The caller ID on Eman al-Obeidi's smart phone says private number. She guesses the call is from a fellow Libyan and promptly silences the ringer.
"I think the halal meat seller gave out my number," she says, picking up another piece of sizzling beef fajita. "That's why I don't buy halal meat anymore."
If only that were enough to lose the gossip that follows her, even in her new home far away from the native land she fled. Her fellow Libyans are her harshest judges.
The world knows her as the Libyan woman who stormed into Tripoli's Rixos Hotel a little more than a year ago in March, screaming of gang rape by Col. Moammar Gadhafi's thugs.
In that moment of utter defiance, splashed on television screens everywhere, she became a face of the Libyan revolution, her heroism a source of inspiration for men and women fighting a longtime tyrant. Some even said she was to Libya what Mohamed Bouazizi, the fruit vendor who set himself afire, was to Tunisia's revolution. A few weeks ago, Newsweek magazine included her on its list of 150 fearless women.

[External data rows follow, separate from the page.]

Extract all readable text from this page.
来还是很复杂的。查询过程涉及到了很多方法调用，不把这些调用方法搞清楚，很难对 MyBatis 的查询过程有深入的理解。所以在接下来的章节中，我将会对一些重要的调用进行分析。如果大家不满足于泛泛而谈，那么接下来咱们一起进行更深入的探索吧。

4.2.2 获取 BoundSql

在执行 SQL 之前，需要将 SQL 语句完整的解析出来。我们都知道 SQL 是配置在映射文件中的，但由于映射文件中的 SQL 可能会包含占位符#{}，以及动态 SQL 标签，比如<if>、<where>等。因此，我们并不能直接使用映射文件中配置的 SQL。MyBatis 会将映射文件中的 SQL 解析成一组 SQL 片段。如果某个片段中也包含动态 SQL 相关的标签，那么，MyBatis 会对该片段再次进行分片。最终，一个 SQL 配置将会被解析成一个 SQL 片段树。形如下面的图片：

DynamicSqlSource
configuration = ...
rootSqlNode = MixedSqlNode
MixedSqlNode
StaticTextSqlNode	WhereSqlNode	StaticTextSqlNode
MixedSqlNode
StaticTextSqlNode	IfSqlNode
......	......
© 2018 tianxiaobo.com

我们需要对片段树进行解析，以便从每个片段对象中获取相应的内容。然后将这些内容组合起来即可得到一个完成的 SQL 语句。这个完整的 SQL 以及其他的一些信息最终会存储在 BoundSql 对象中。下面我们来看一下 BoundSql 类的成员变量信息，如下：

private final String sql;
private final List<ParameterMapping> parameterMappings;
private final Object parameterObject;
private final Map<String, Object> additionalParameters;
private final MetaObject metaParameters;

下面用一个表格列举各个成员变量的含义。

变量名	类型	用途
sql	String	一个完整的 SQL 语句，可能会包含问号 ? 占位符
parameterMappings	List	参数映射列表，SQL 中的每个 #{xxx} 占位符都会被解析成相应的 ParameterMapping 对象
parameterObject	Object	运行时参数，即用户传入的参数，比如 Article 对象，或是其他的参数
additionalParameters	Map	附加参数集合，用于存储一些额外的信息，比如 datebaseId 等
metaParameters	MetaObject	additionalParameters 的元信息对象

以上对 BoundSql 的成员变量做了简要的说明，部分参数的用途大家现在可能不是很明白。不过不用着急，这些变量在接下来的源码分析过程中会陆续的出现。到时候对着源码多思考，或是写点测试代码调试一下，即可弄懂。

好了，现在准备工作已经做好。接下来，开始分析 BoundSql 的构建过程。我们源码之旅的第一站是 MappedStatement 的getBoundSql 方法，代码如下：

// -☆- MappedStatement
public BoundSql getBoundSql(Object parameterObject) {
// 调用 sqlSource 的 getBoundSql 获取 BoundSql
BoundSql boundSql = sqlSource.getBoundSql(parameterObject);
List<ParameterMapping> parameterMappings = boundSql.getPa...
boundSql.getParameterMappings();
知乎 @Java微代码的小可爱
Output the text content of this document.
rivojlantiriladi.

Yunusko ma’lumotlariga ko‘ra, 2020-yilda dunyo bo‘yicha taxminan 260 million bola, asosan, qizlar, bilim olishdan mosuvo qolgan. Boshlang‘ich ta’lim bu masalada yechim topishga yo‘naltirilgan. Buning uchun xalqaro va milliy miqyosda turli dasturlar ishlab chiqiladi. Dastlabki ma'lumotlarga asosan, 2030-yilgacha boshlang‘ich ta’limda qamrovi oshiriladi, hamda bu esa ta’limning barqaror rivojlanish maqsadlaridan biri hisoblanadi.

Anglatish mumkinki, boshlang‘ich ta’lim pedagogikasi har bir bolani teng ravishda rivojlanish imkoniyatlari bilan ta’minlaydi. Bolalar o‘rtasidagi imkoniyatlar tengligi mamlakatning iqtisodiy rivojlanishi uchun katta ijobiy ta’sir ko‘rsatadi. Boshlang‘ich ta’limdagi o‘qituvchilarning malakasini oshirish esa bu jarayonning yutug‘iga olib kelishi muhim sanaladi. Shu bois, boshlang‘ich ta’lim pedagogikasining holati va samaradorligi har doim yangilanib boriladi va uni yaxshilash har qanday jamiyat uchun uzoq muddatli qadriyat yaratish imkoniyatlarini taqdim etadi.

Al-Obeidi drew sympathy and fame, her image painted for the public on a canvas of courage.
Now, in the foothills of the Colorado Rockies, she says she craves anonymity.
The accidental activist wants no longer to be one, though she's aware that had she remained quiet, she might have been just another one of Gadhafi's nameless victims.
She stopped looking at Facebook, where her distress was debated, and distanced herself from anyone who dared to judge her.
Some people didn't believe her story after Gadhafi's government labeled her a drunk and a prostitute who had lied for attention. They said she had brought shame upon her people. She grew frustrated, too, with compatriots who squabbled with each other about a post-Gadhafi nation. And those who she felt did little to help her.
In this Boulder cantina, she takes stock of her life. She only did what she felt she had to do, she sighs.
Then, in those indelible hotel images, she was hysterical -- tears streaming down her cheeks, her flesh bruised and torn. Now, she manages a smile, lips quivering.
She gained asylum last summer in the United States and found herself a refugee in Denver even before Gadhafi was gone and a new Libya took root. She thought she, like her homeland, would begin again. But like Libya itself, al-Obeidi is struggling to reconcile past and present.
'You'll never see the light of day'
Al-Obeidi picks away at her fajitas, though she doesn't care much for food in America. Too bland, she says. She puts her fork down and holds up the four fingers of her left hand. More than half of her pinkie is missing.
When she was 16, her brother's hunting rifle went off accidentally. She lost her little finger and doctors sewed 22 stitches across her belly.
Those defining scars should have helped save her reputation last year, she says.
After the hotel incident, Libyan state television aired a video of a scantily-clad belly dancer, claiming it was al-Obeidi. The smear campaign stung her almost as much as the gang rape.
"That woman had 10 fingers and no stitches on her stomach," she says. "I went to the police to ask about the video. But they did nothing."
Al-Obeidi was no stranger to the way things worked in an autocratic Libya. She studied law in college and was in training at a legal office in Tripoli, where she was tasked with filing paperwork for postponement of cases. She also worked as an administrative assistant for a Pakistani family to earn a few extra dinars.
She owns a three-bedroom flat in Benghazi that her father helped her purchase. But she was living in Tripoli with her sister, Amaal, and her husband.
On a Thursday in late March 2011, she caught a cab after leaving her girlfriend's house in the Ain Zara neighborhood. At a checkpoint, she showed her identification card. The security guards could see she was from Benghazi, the city that was the cradle of the anti-Gadhafi revolt.
One minute, it was just another day. The next, a chain of violence began to unfold, the hourglass of her life turned upside down.
Gadhafi's men abducted her, she says. They tied her hands behind her. They hit her, beat her, poured stinging alcohol over her eyes so that she could not see.
They used their Kalashnikovs to sodomize her. They raped her, one by one. She believes there were about a dozen of them. She could smell alcohol on their breath. She recognized one of the men and knew they were all connected to powerful Libyan families.
When she fought back, they starved her and refused to let her use the bathroom.
"You will never see the light of day," they told her. "Let the men from Eastern Libya come and see what we are doing to their women and how we treat them, how we rape them."
She was certain they would not hesitate to kill her. Time sped by and yet it stood still.
Rebel forces advanced westward toward Tripoli. NATO planes bombed Gadhafi targets every day. But in al-Obeidi's world, there was no future. They've taken my humanity, she thought. There was no way to fight back except to survive.
Gadhafi's militia men had abducted other women as well. Among them was a girl -- she looked no older than 16 to al-Obeidi. They had not tied her up.